Functions for comparing codes, digests, and granular features.

iscc_distance ¶

iscc_distance(iscc1, iscc2)

Calculate the Hamming distance between two ISCC Semantic Text Codes.

Parameters:

Name	Type	Description	Default
`iscc1`		The first ISCC Semantic Text Code.	required
`iscc2`		The second ISCC Semantic Text Code.	required

Returns:

Type	Description
	The Hamming distance between the two ISCC codes.

Raises:

Type	Description
`ValueError`	If the input ISCCs are not valid or of different lengths.

hamming_distance ¶

hamming_distance(a, b)

Calculate the bitwise Hamming distance between two bytes objects.

Parameters:

Name	Type	Description	Default
`a`		The first bytes object.	required
`b`		The second bytes object.	required

Returns:

Type	Description
	The Hamming distance between two bytes objects.

Raises:

Type	Description
`ValueError`	If a and b are not the same length.

cosine_similarity ¶

cosine_similarity(a, b)

Calculate the approximate cosine similarity based on Hamming distance for two bytes inputs.

Parameters:

Name	Type	Description	Default
`a`		The first bytes object.	required
`b`		The second bytes object.	required

Returns:

Type	Description
	The approximate cosine similarity between the two inputs, scaled from -100 to +100.

Raises:

Type	Description
`ValueError`	If a and b are not the same length.

granular_similarity ¶

granular_similarity(metadata_a, metadata_b, threshold=80)
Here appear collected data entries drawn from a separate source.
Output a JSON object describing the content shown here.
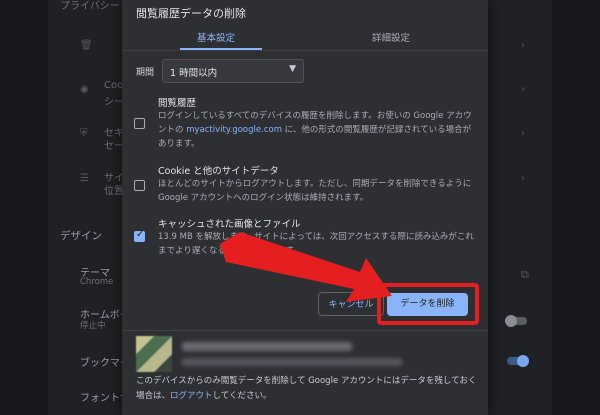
{
  "background": {
    "section_title_top": "プライバシー",
    "section_design": "デザイン",
    "rows": [
      {
        "text": "テーマ",
        "sub": "Chrome"
      },
      {
        "text": "ホームボタ",
        "sub": "停止中"
      },
      {
        "text": "ブックマー",
        "sub": ""
      },
      {
        "text": "フォントサ",
        "sub": ""
      }
    ],
    "side_rows": [
      {
        "text": "Coo",
        "sub": "シー"
      },
      {
        "text": "セキ",
        "sub": "セー"
      },
      {
        "text": "サイ",
        "sub": "位置"
      }
    ]
  },
  "dialog": {
    "title": "閲覧履歴データの削除",
    "tabs": [
      {
        "label": "基本設定",
        "active": true
      },
      {
        "label": "詳細設定",
        "active": false
      }
    ],
    "period_label": "期間",
    "period_value": "1 時間以内",
    "items": [
      {
        "title": "閲覧履歴",
        "desc_before": "ログインしているすべてのデバイスの履歴を削除します。お使いの Google アカウントの ",
        "link": "myactivity.google.com",
        "desc_after": " に、他の形式の閲覧履歴が記録されている場合があります。",
        "checked": false
      },
      {
        "title": "Cookie と他のサイトデータ",
        "desc": "ほとんどのサイトからログアウトします。ただし、同期データを削除できるように Google アカウントへのログイン状態は維持されます。",
        "checked": false
      },
      {
        "title": "キャッシュされた画像とファイル",
        "desc": "13.9 MB を解放します。サイトによっては、次回アクセスする際に読み込みがこれまでより遅くなる可能性があります。",
        "checked": true
      }
    ],
    "cancel_label": "キャンセル",
    "delete_label": "データを削除",
    "footer_before": "このデバイスからのみ閲覧データを削除して Google アカウントにはデータを残しておく場合は、",
    "footer_link": "ログアウト",
    "footer_after": "してください。"
  },
  "colors": {
    "accent": "#8ab4f8",
    "highlight_red": "#e51f1f",
    "dialog_bg": "#2d2f33"
  }
}
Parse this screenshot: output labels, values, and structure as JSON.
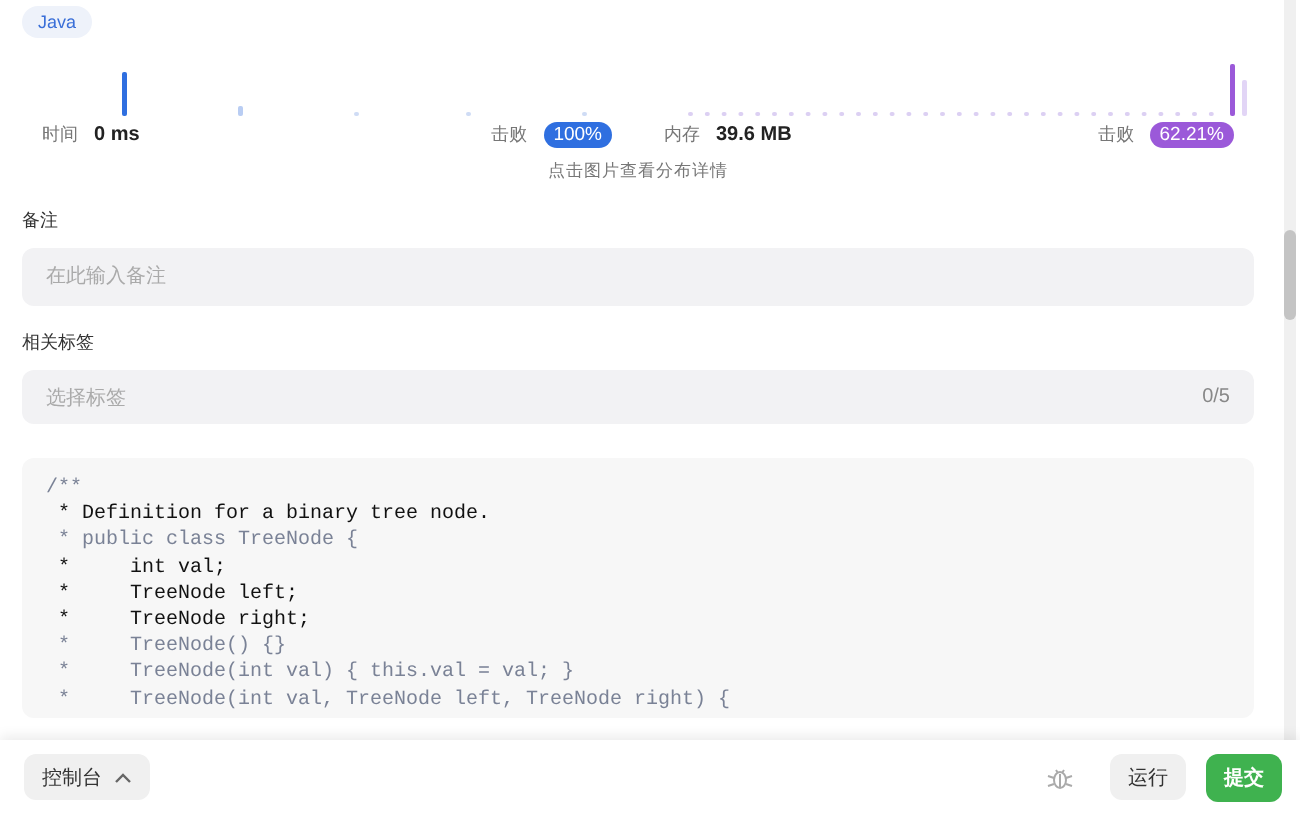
{
  "language_tag": "Java",
  "stats": [
    {
      "kind": "runtime",
      "label": "时间",
      "value": "0 ms",
      "beat_label": "击败",
      "percent": "100%"
    },
    {
      "kind": "memory",
      "label": "内存",
      "value": "39.6 MB",
      "beat_label": "击败",
      "percent": "62.21%"
    }
  ],
  "chart_hint": "点击图片查看分布详情",
  "note": {
    "label": "备注",
    "placeholder": "在此输入备注"
  },
  "tags": {
    "label": "相关标签",
    "placeholder": "选择标签",
    "count": "0/5"
  },
  "code_lines": [
    {
      "text": "/**",
      "kind": "muted"
    },
    {
      "text": " * Definition for a binary tree node.",
      "kind": "strong"
    },
    {
      "text": " * public class TreeNode {",
      "kind": "muted"
    },
    {
      "text": " *     int val;",
      "kind": "strong"
    },
    {
      "text": " *     TreeNode left;",
      "kind": "strong"
    },
    {
      "text": " *     TreeNode right;",
      "kind": "strong"
    },
    {
      "text": " *     TreeNode() {}",
      "kind": "muted"
    },
    {
      "text": " *     TreeNode(int val) { this.val = val; }",
      "kind": "muted"
    },
    {
      "text": " *     TreeNode(int val, TreeNode left, TreeNode right) {",
      "kind": "muted"
    }
  ],
  "footer": {
    "console": "控制台",
    "run": "运行",
    "submit": "提交"
  }
}
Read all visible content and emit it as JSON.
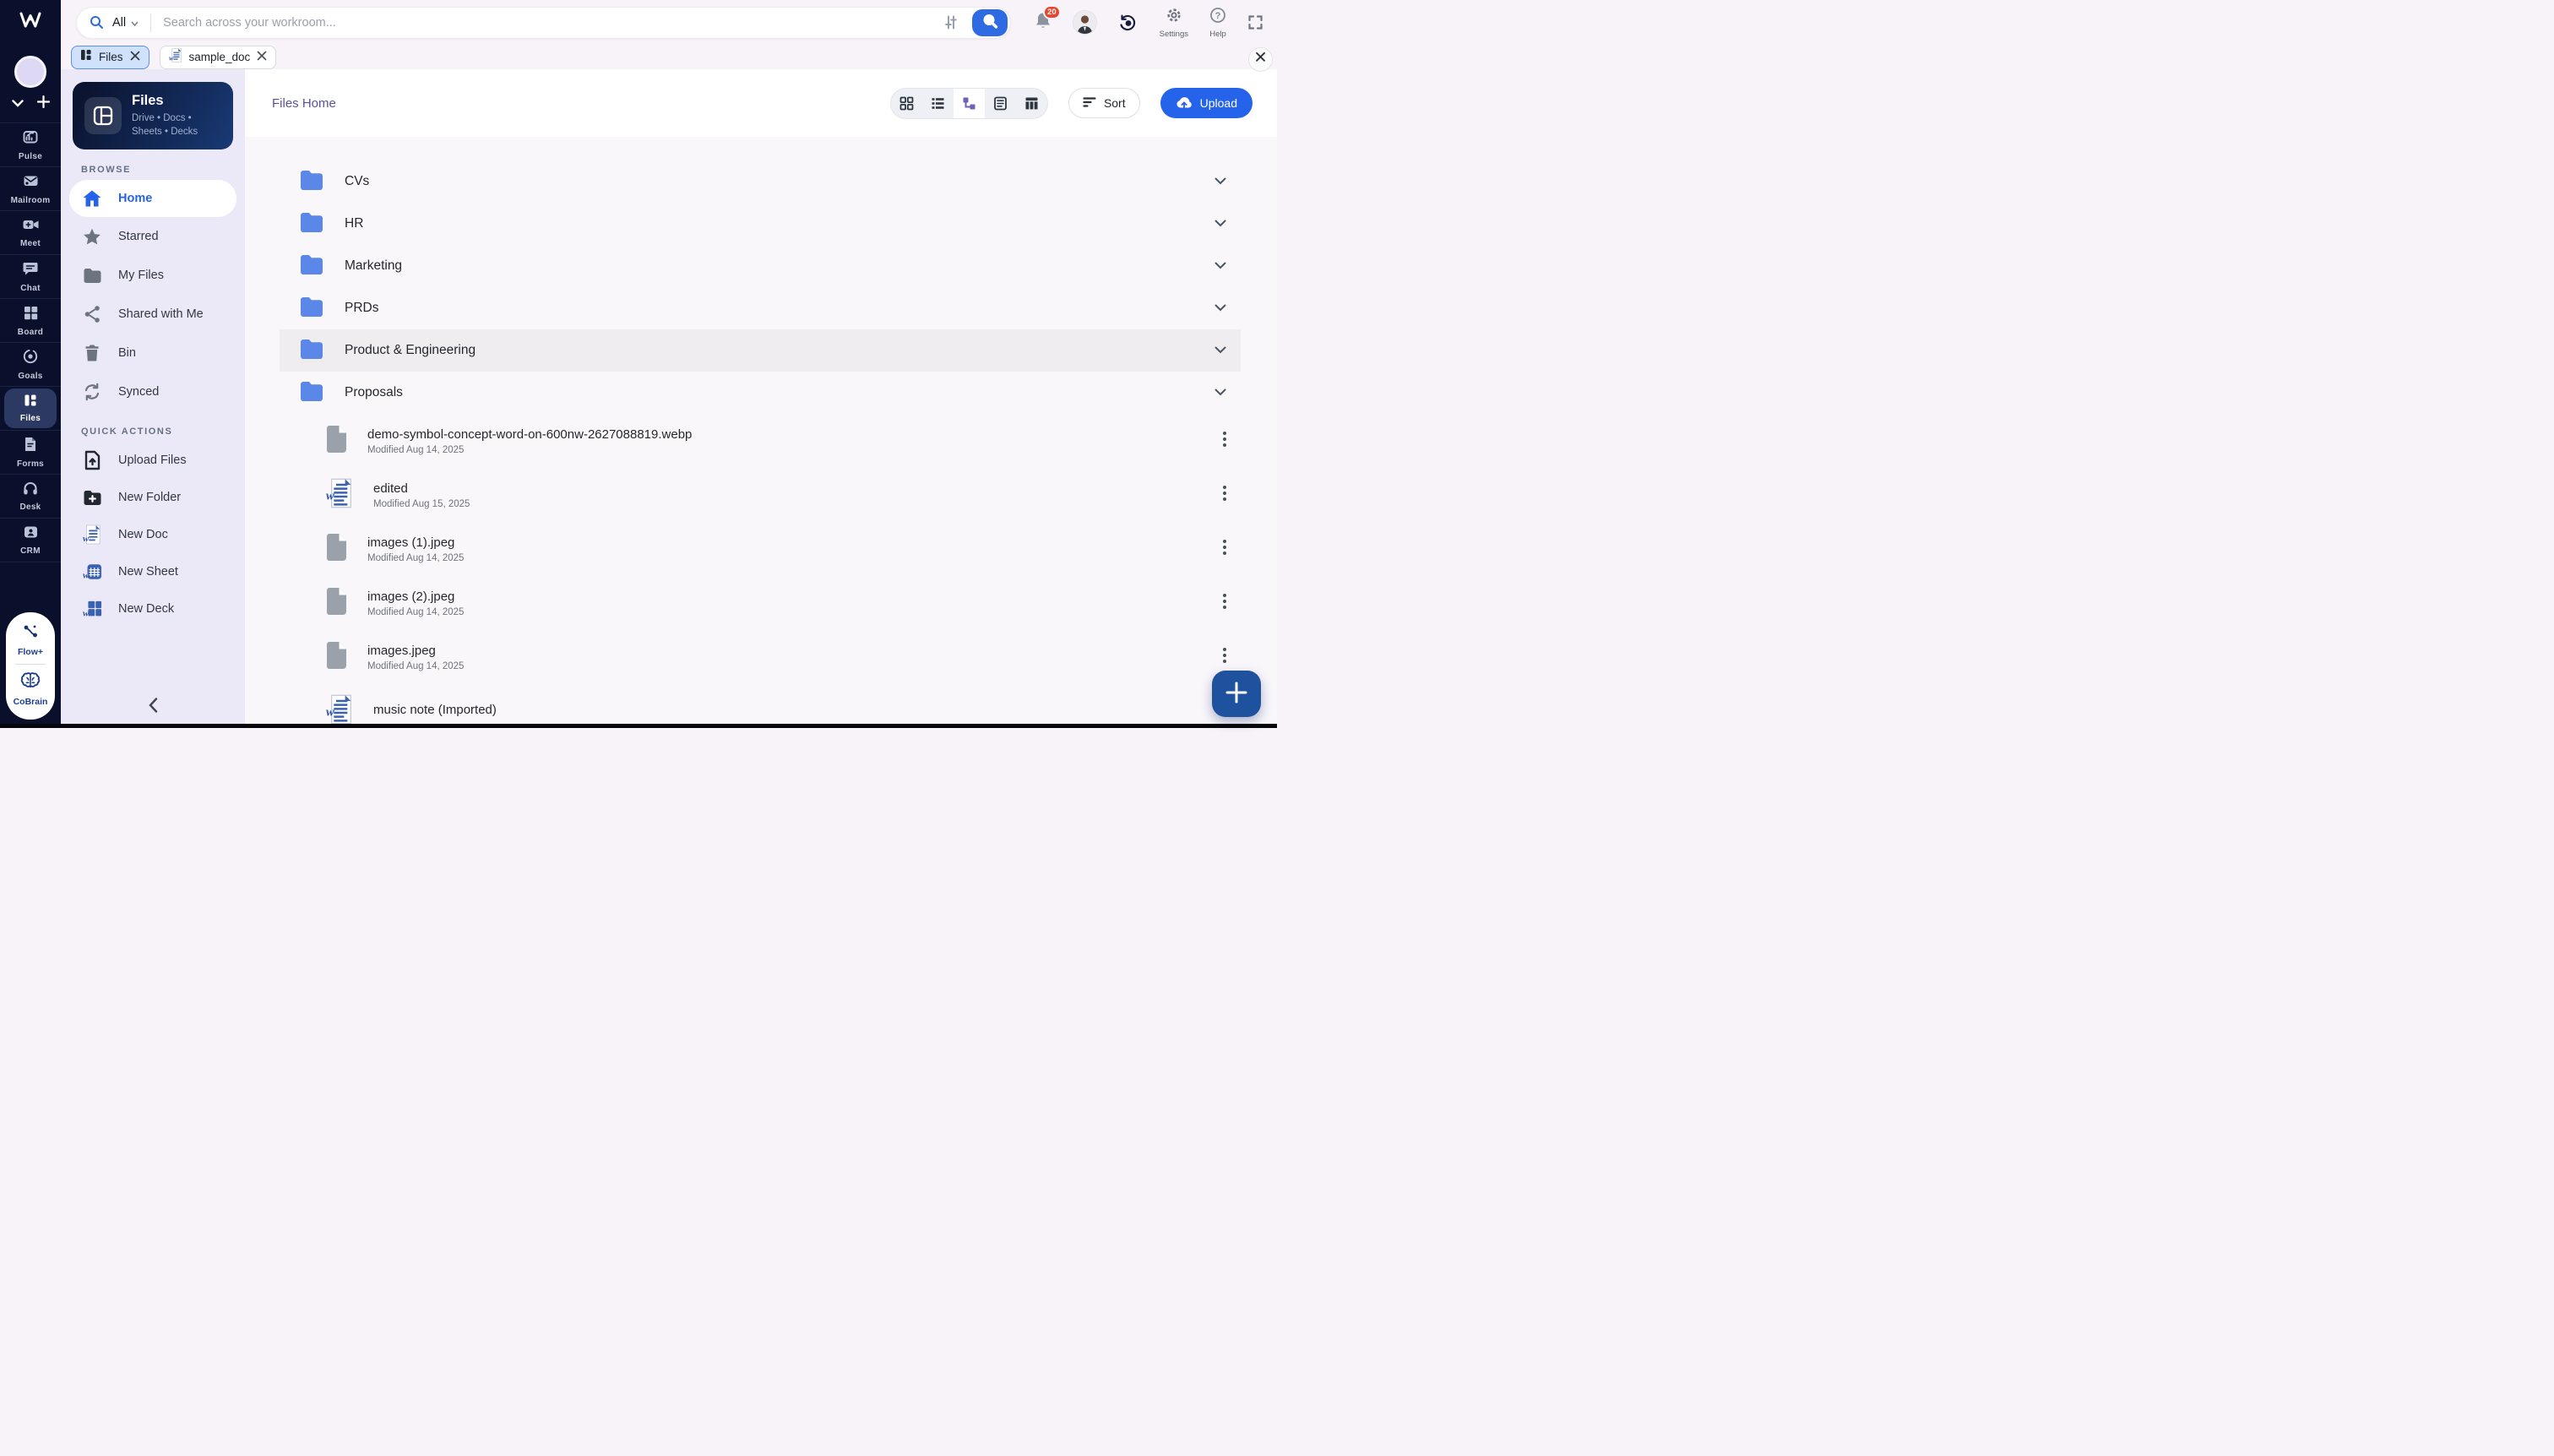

Compare simprints from two Metadata objects and return matching pairs above a similarity threshold. Only the most similar pair for each simprint_a is included.

Parameters:

Name	Description	Default
`metadata_a`	The first Metadata object.	required
`metadata_b`	The second Metadata object.	required
`threshold`	The similarity threshold (0-100) above which simprints are considered a match.	`80`

Returns:

Type	Description
	A list of tuples containing matching simprints and their similarity.

Codecs and helpers¶

Encoders, decoders, and utilities.

encode_base32 ¶

encode_base32(data)

Standard RFC4648 base32 encoding without padding.

Parameters:

Name	Type	Description	Default
`data`	`bytes`	Data for base32 encoding	required

Returns:

Type	Description
	Base32 encoded str

decode_base32 ¶

decode_base32(code)

Standard RFC4648 base32 decoding without padding and with casefolding.

encode_base64 ¶

encode_base64(data)

Standard RFC4648 base64url encoding without padding.

decode_base64 ¶

decode_base64(code)

Standard RFC4648 base64url decoding without padding.

char_to_byte_offsets ¶

char_to_byte_offsets(text, char_positions)

Efficiently convert character positions to byte positions in a single pass.

Parameters:

Name	Type	Description	Default
`text`		The input text	required
`char_positions`		List of character positions to convert	required

Returns:

Type	Description
	List of corresponding byte positions

get_model ¶

get_model()

Check and return local model file if it exists, otherwise download.